Regulatory Chromatin States, mRNA Expression, and DNA Methylation Related to 16q24.2

We used existing databases to assess the functional consequences of SNPs in the 16q24.2 region. First, we used the Haploreg v4.1 database to interrogate chromatin states and regulatory motifs from ENCODE and the NIH Roadmap Epigenomics Mapping Consortium.26, 37, 38 The database showed that our lead SNP influences chromatin states in multiple tissues.
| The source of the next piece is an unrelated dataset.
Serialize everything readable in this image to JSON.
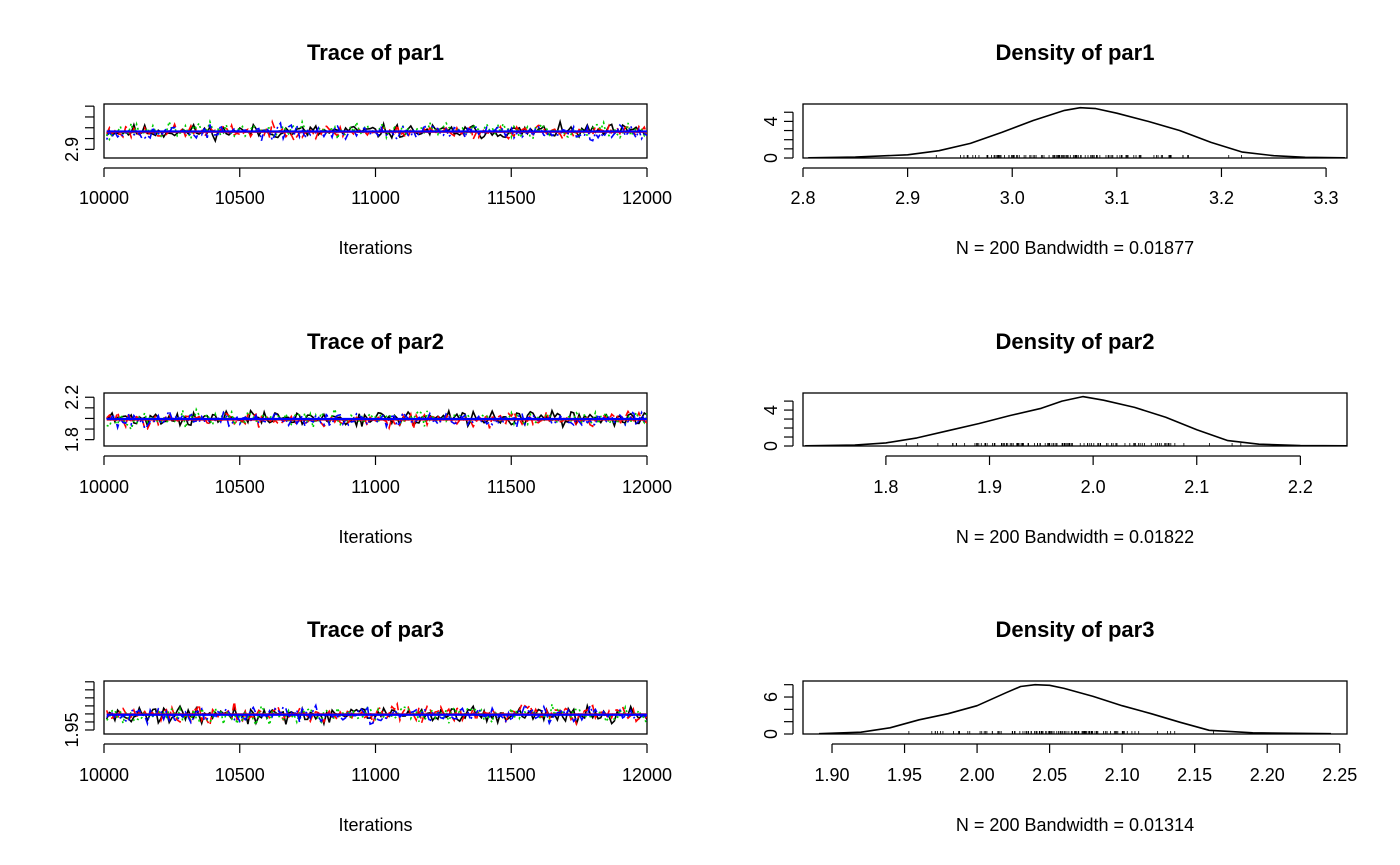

The SNP is classified as a genic promoter in nine tissues, an enhancer in 13 tissues, and overlaps DNAse1 hypersensitivity sites in 21 tissues.
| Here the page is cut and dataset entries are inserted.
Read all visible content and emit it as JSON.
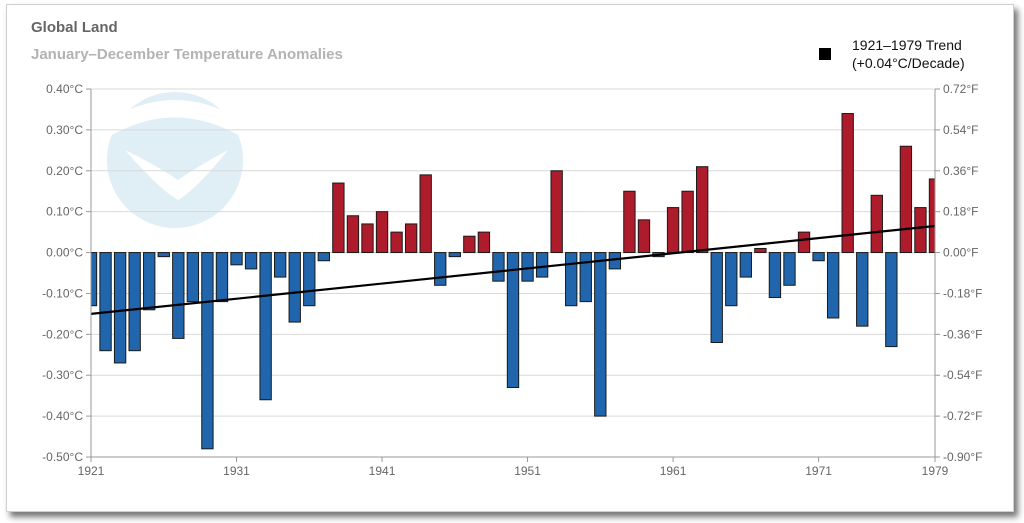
{
  "header": {
    "title": "Global Land",
    "subtitle": "January–December Temperature Anomalies"
  },
  "legend": {
    "line1": "1921–1979 Trend",
    "line2": "(+0.04°C/Decade)"
  },
  "watermark": {
    "text": "NOAA"
  },
  "colors": {
    "positive": "#ae1b2b",
    "negative": "#2166ac",
    "trend": "#000000",
    "grid": "#d9d9d9"
  },
  "chart_data": {
    "type": "bar",
    "title": "Global Land",
    "subtitle": "January–December Temperature Anomalies",
    "x": [
      1921,
      1922,
      1923,
      1924,
      1925,
      1926,
      1927,
      1928,
      1929,
      1930,
      1931,
      1932,
      1933,
      1934,
      1935,
      1936,
      1937,
      1938,
      1939,
      1940,
      1941,
      1942,
      1943,
      1944,
      1945,
      1946,
      1947,
      1948,
      1949,
      1950,
      1951,
      1952,
      1953,
      1954,
      1955,
      1956,
      1957,
      1958,
      1959,
      1960,
      1961,
      1962,
      1963,
      1964,
      1965,
      1966,
      1967,
      1968,
      1969,
      1970,
      1971,
      1972,
      1973,
      1974,
      1975,
      1976,
      1977,
      1978,
      1979
    ],
    "values": [
      -0.13,
      -0.24,
      -0.27,
      -0.24,
      -0.14,
      -0.01,
      -0.21,
      -0.12,
      -0.48,
      -0.12,
      -0.03,
      -0.04,
      -0.36,
      -0.06,
      -0.17,
      -0.13,
      -0.02,
      0.17,
      0.09,
      0.07,
      0.1,
      0.05,
      0.07,
      0.19,
      -0.08,
      -0.01,
      0.04,
      0.05,
      -0.07,
      -0.33,
      -0.07,
      -0.06,
      0.2,
      -0.13,
      -0.12,
      -0.4,
      -0.04,
      0.15,
      0.08,
      -0.01,
      0.11,
      0.15,
      0.21,
      -0.22,
      -0.13,
      -0.06,
      0.01,
      -0.11,
      -0.08,
      0.05,
      -0.02,
      -0.16,
      0.34,
      -0.18,
      0.14,
      -0.23,
      0.26,
      0.11,
      0.18
    ],
    "ylim": [
      -0.5,
      0.4
    ],
    "y_ticks_left": [
      "-0.50°C",
      "-0.40°C",
      "-0.30°C",
      "-0.20°C",
      "-0.10°C",
      "0.00°C",
      "0.10°C",
      "0.20°C",
      "0.30°C",
      "0.40°C"
    ],
    "y_ticks_right": [
      "-0.90°F",
      "-0.72°F",
      "-0.54°F",
      "-0.36°F",
      "-0.18°F",
      "0.00°F",
      "0.18°F",
      "0.36°F",
      "0.54°F",
      "0.72°F"
    ],
    "x_ticks": [
      "1921",
      "1931",
      "1941",
      "1951",
      "1961",
      "1971",
      "1979"
    ],
    "trend": {
      "name": "1921–1979 Trend",
      "start": [
        1921,
        -0.15
      ],
      "end": [
        1979,
        0.065
      ]
    },
    "grid": true,
    "legend_position": "top-right"
  }
}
Second, we used publicly available databases to evaluate the evidence that the lead SNP influences expression of nearby genes using the GTEx portal.27 The implicated A allele of our lead SNP (rs12445022) was associated with decreased expression of ZCCHC14 in tibial arterial tissue (p = 9.4 × 10⁻⁷; Fig 2). We used a Bayesian colocalization technique to assess whether the same variant drives the both the SVS association signal and mRNA expression of ZCCHC14.28 There was overwhelming evidence in support of H₄ (posterior probability = 99.7%), strongly indicating that a single variant—most likely to be rs12445022—influences both SVS and expression of ZCCHC14.
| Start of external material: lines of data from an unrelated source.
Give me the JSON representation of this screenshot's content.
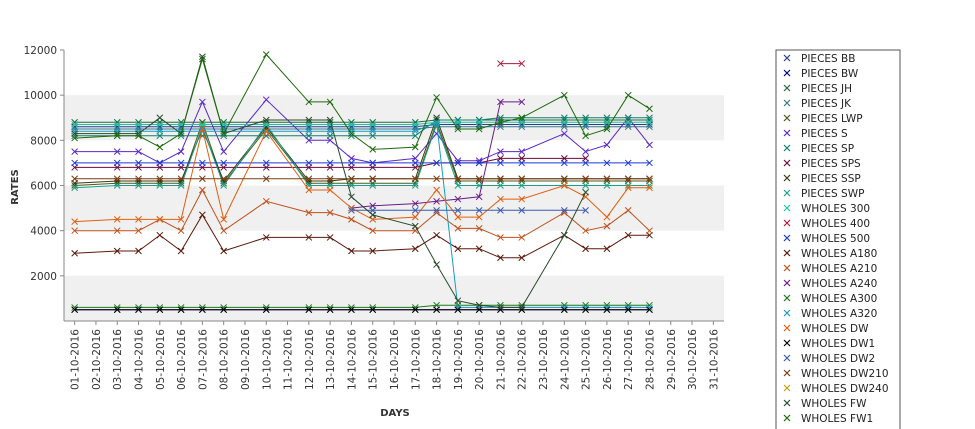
{
  "chart_data": {
    "type": "line",
    "title": "",
    "xlabel": "DAYS",
    "ylabel": "RATES",
    "ylim": [
      0,
      12000
    ],
    "yticks": [
      2000,
      4000,
      6000,
      8000,
      10000,
      12000
    ],
    "grid": "alternating horizontal bands",
    "legend_position": "right",
    "categories": [
      "01-10-2016",
      "02-10-2016",
      "03-10-2016",
      "04-10-2016",
      "05-10-2016",
      "06-10-2016",
      "07-10-2016",
      "08-10-2016",
      "09-10-2016",
      "10-10-2016",
      "11-10-2016",
      "12-10-2016",
      "13-10-2016",
      "14-10-2016",
      "15-10-2016",
      "16-10-2016",
      "17-10-2016",
      "18-10-2016",
      "19-10-2016",
      "20-10-2016",
      "21-10-2016",
      "22-10-2016",
      "23-10-2016",
      "24-10-2016",
      "25-10-2016",
      "26-10-2016",
      "27-10-2016",
      "28-10-2016",
      "29-10-2016",
      "30-10-2016",
      "31-10-2016"
    ],
    "series": [
      {
        "name": "PIECES BB",
        "color": "#2b3a8c",
        "values": [
          8600,
          null,
          8600,
          8600,
          8600,
          8600,
          8600,
          8600,
          null,
          8600,
          null,
          8600,
          8600,
          8600,
          8600,
          null,
          8600,
          8700,
          8700,
          8700,
          8700,
          8700,
          null,
          8700,
          8700,
          8700,
          8700,
          8700,
          null,
          null,
          null
        ]
      },
      {
        "name": "PIECES BW",
        "color": "#000080",
        "values": [
          500,
          null,
          500,
          500,
          500,
          500,
          500,
          500,
          null,
          500,
          null,
          500,
          500,
          500,
          500,
          null,
          500,
          500,
          500,
          500,
          500,
          500,
          null,
          500,
          500,
          500,
          500,
          500,
          null,
          null,
          null
        ]
      },
      {
        "name": "PIECES JH",
        "color": "#1f6b3a",
        "values": [
          8800,
          null,
          8800,
          8800,
          8800,
          8800,
          8800,
          8800,
          null,
          8800,
          null,
          8800,
          8800,
          8800,
          8800,
          null,
          8800,
          8900,
          8900,
          8900,
          8900,
          8900,
          null,
          8900,
          8900,
          8900,
          8900,
          8900,
          null,
          null,
          null
        ]
      },
      {
        "name": "PIECES JK",
        "color": "#3a7a8c",
        "values": [
          8500,
          null,
          8500,
          8500,
          8500,
          8500,
          8500,
          8500,
          null,
          8500,
          null,
          8500,
          8500,
          8500,
          8500,
          null,
          8500,
          8600,
          8600,
          8600,
          8600,
          8600,
          null,
          8600,
          8600,
          8600,
          8600,
          8600,
          null,
          null,
          null
        ]
      },
      {
        "name": "PIECES LWP",
        "color": "#4a5a1a",
        "values": [
          6000,
          null,
          6100,
          6100,
          6100,
          6100,
          8800,
          6100,
          null,
          8500,
          null,
          6100,
          6100,
          6100,
          6100,
          null,
          6100,
          8800,
          6200,
          6200,
          6200,
          6200,
          null,
          6200,
          6200,
          6200,
          6200,
          6200,
          null,
          null,
          null
        ]
      },
      {
        "name": "PIECES S",
        "color": "#5a28c8",
        "values": [
          7500,
          null,
          7500,
          7500,
          7000,
          7500,
          9700,
          7500,
          null,
          9800,
          null,
          8000,
          8000,
          7200,
          7000,
          null,
          7200,
          8300,
          7100,
          7100,
          7500,
          7500,
          null,
          8300,
          7500,
          7800,
          9000,
          7800,
          null,
          null,
          null
        ]
      },
      {
        "name": "PIECES SP",
        "color": "#10806a",
        "values": [
          8200,
          null,
          8200,
          8200,
          8200,
          8200,
          8200,
          8200,
          null,
          8200,
          null,
          8200,
          8200,
          8200,
          8200,
          null,
          8200,
          8900,
          8900,
          8900,
          9000,
          9000,
          null,
          9000,
          9000,
          9000,
          9000,
          9000,
          null,
          null,
          null
        ]
      },
      {
        "name": "PIECES SPS",
        "color": "#6a0a3a",
        "values": [
          6800,
          null,
          6800,
          6800,
          6800,
          6800,
          6800,
          6800,
          null,
          6800,
          null,
          6800,
          6800,
          6800,
          6800,
          null,
          6800,
          7000,
          7000,
          7000,
          7200,
          7200,
          null,
          7200,
          7200,
          null,
          null,
          null,
          null,
          null,
          null
        ]
      },
      {
        "name": "PIECES SSP",
        "color": "#3a3a10",
        "values": [
          6100,
          null,
          6200,
          6200,
          6200,
          6200,
          8500,
          6200,
          null,
          8600,
          null,
          6200,
          6200,
          6300,
          6300,
          null,
          6300,
          9000,
          6300,
          6300,
          6300,
          6300,
          null,
          6300,
          6300,
          6300,
          6300,
          6300,
          null,
          null,
          null
        ]
      },
      {
        "name": "PIECES SWP",
        "color": "#1aa08a",
        "values": [
          5900,
          null,
          6000,
          6000,
          6000,
          6000,
          8600,
          6000,
          null,
          8700,
          null,
          6000,
          6000,
          6000,
          6000,
          null,
          6000,
          8700,
          6000,
          6000,
          6000,
          6000,
          null,
          6000,
          6000,
          6000,
          6000,
          6000,
          null,
          null,
          null
        ]
      },
      {
        "name": "WHOLES 300",
        "color": "#20c0a8",
        "values": [
          8700,
          null,
          8700,
          8700,
          8700,
          8700,
          8700,
          8700,
          null,
          8700,
          null,
          8700,
          8700,
          8700,
          8700,
          null,
          8700,
          8800,
          8800,
          8800,
          8800,
          8800,
          null,
          8800,
          8800,
          8800,
          8800,
          8800,
          null,
          null,
          null
        ]
      },
      {
        "name": "WHOLES 400",
        "color": "#b0183a",
        "values": [
          null,
          null,
          null,
          null,
          null,
          null,
          null,
          null,
          null,
          null,
          null,
          null,
          null,
          null,
          null,
          null,
          null,
          null,
          null,
          null,
          11400,
          11400,
          null,
          null,
          null,
          null,
          null,
          null,
          null,
          null,
          null
        ]
      },
      {
        "name": "WHOLES 500",
        "color": "#1a3ad8",
        "values": [
          7000,
          null,
          7000,
          7000,
          7000,
          7000,
          7000,
          7000,
          null,
          7000,
          null,
          7000,
          7000,
          7000,
          7000,
          null,
          7000,
          7000,
          7000,
          7000,
          7000,
          7000,
          null,
          7000,
          7000,
          7000,
          7000,
          7000,
          null,
          null,
          null
        ]
      },
      {
        "name": "WHOLES A180",
        "color": "#5a1a0a",
        "values": [
          3000,
          null,
          3100,
          3100,
          3800,
          3100,
          4700,
          3100,
          null,
          3700,
          null,
          3700,
          3700,
          3100,
          3100,
          null,
          3200,
          3800,
          3200,
          3200,
          2800,
          2800,
          null,
          3800,
          3200,
          3200,
          3800,
          3800,
          null,
          null,
          null
        ]
      },
      {
        "name": "WHOLES A210",
        "color": "#c0501a",
        "values": [
          4000,
          null,
          4000,
          4000,
          4500,
          4000,
          5800,
          4000,
          null,
          5300,
          null,
          4800,
          4800,
          4500,
          4000,
          null,
          4000,
          4800,
          4100,
          4100,
          3700,
          3700,
          null,
          4800,
          4000,
          4200,
          4900,
          4000,
          null,
          null,
          null
        ]
      },
      {
        "name": "WHOLES A240",
        "color": "#6a1a8a",
        "values": [
          null,
          null,
          null,
          null,
          null,
          null,
          null,
          null,
          null,
          null,
          null,
          null,
          null,
          5000,
          5100,
          null,
          5200,
          5300,
          5400,
          5500,
          9700,
          9700,
          null,
          null,
          null,
          null,
          null,
          null,
          null,
          null,
          null
        ]
      },
      {
        "name": "WHOLES A300",
        "color": "#1a7a1a",
        "values": [
          600,
          null,
          600,
          600,
          600,
          600,
          600,
          600,
          null,
          600,
          null,
          600,
          600,
          600,
          600,
          null,
          600,
          700,
          700,
          700,
          700,
          700,
          null,
          700,
          700,
          700,
          700,
          700,
          null,
          null,
          null
        ]
      },
      {
        "name": "WHOLES A320",
        "color": "#1a9ac0",
        "values": [
          8400,
          null,
          8400,
          8400,
          8400,
          8400,
          8400,
          8400,
          null,
          8400,
          null,
          8400,
          8400,
          8400,
          8400,
          null,
          8400,
          8800,
          600,
          600,
          600,
          600,
          null,
          600,
          600,
          600,
          600,
          600,
          null,
          null,
          null
        ]
      },
      {
        "name": "WHOLES DW",
        "color": "#e06010",
        "values": [
          4400,
          null,
          4500,
          4500,
          4500,
          4500,
          8500,
          4500,
          null,
          8400,
          null,
          5800,
          5800,
          5000,
          4500,
          null,
          4600,
          5800,
          4600,
          4600,
          5400,
          5400,
          null,
          6000,
          5500,
          4600,
          5900,
          5900,
          null,
          null,
          null
        ]
      },
      {
        "name": "WHOLES DW1",
        "color": "#000000",
        "values": [
          500,
          null,
          500,
          500,
          500,
          500,
          500,
          500,
          null,
          500,
          null,
          500,
          500,
          500,
          500,
          null,
          500,
          500,
          500,
          500,
          500,
          500,
          null,
          500,
          500,
          500,
          500,
          500,
          null,
          null,
          null
        ]
      },
      {
        "name": "WHOLES DW2",
        "color": "#3a5ab0",
        "values": [
          null,
          null,
          null,
          null,
          null,
          null,
          null,
          null,
          null,
          null,
          null,
          null,
          null,
          4900,
          4900,
          null,
          4900,
          4900,
          4900,
          4900,
          4900,
          4900,
          null,
          4900,
          4900,
          null,
          null,
          null,
          null,
          null,
          null
        ]
      },
      {
        "name": "WHOLES DW210",
        "color": "#7a3a10",
        "values": [
          6300,
          null,
          6300,
          6300,
          6300,
          6300,
          6300,
          6300,
          null,
          6300,
          null,
          6300,
          6300,
          6300,
          6300,
          null,
          6300,
          6300,
          6300,
          6300,
          6300,
          6300,
          null,
          6300,
          6300,
          6300,
          6300,
          6300,
          null,
          null,
          null
        ]
      },
      {
        "name": "WHOLES DW240",
        "color": "#c0a010",
        "values": [
          null,
          null,
          null,
          null,
          null,
          null,
          null,
          null,
          null,
          null,
          null,
          null,
          null,
          null,
          null,
          null,
          null,
          null,
          null,
          null,
          null,
          null,
          null,
          null,
          null,
          null,
          null,
          null,
          null,
          null,
          null
        ]
      },
      {
        "name": "WHOLES FW",
        "color": "#2a4a2a",
        "values": [
          8300,
          null,
          8300,
          8300,
          9000,
          8300,
          11700,
          8300,
          null,
          8900,
          null,
          8900,
          8900,
          5500,
          4700,
          null,
          4200,
          2500,
          900,
          700,
          600,
          600,
          null,
          3800,
          5700,
          null,
          null,
          null,
          null,
          null,
          null
        ]
      },
      {
        "name": "WHOLES FW1",
        "color": "#1a6a0a",
        "values": [
          8100,
          null,
          8200,
          8200,
          7700,
          8300,
          11600,
          8300,
          null,
          11800,
          null,
          9700,
          9700,
          8300,
          7600,
          null,
          7700,
          9900,
          8500,
          8500,
          8800,
          9000,
          null,
          10000,
          8200,
          8500,
          10000,
          9400,
          null,
          null,
          null
        ]
      }
    ]
  }
}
Finally, we performed analyses to assess whether the lead SNP, or the three SNPs in LD, influence DNA methylation at CpG probes in whole blood. We found evidence that the lead SNP, and three SNPs in close LD (r² > 0.6), influence DNA methylation at 4 nearby CpG sites (cg16596957, cg10312981, cg03020503, and cg00555085; all p < 4.0 × 10⁻⁵; Table 2). The implicated A allele of rs12445022 was associated with decreased methylation at the cg16596957 probe (beta [standard error; SE] = –0.38 [0.082]; p = 5.3 × 10⁻⁶). The SNPs explained between 5% and 8% of the methylation variance at the given CpG sites. The same 16q24.2 region by CpG probe (cg16596957) association was also recently reported in another study in whole blood.40 In addition, we looked for an association between SNPs at the 16q24.2 locus and DNA methylation levels in fetal brains, initially using publicly available data (http://epigenetics.essex.ac.uk/mQTL/). There was a strong association with SNPs in distant LD with our lead SNP (rs8047314 ∼ cg08031982; p = 7.1 × 10⁻¹⁴; r² = 0.16 with rs12445022). We then performed additional analyses (not publicly available: we gained access to the data) to test whether our lead SNP, or the SNPs in close LD, were associated with methylation at cg08031982. We could identify no associations that reached our significance threshold (p < 4.0 × 10⁻⁵). However, there was a near-significant association of rs12920915 and rs4843625 with methylation at the cg08031982 probe (both p = 7.8 × 10⁻⁵). Our lead SNP, rs12445022, was not associated (p = 9.9 × 10⁻⁴).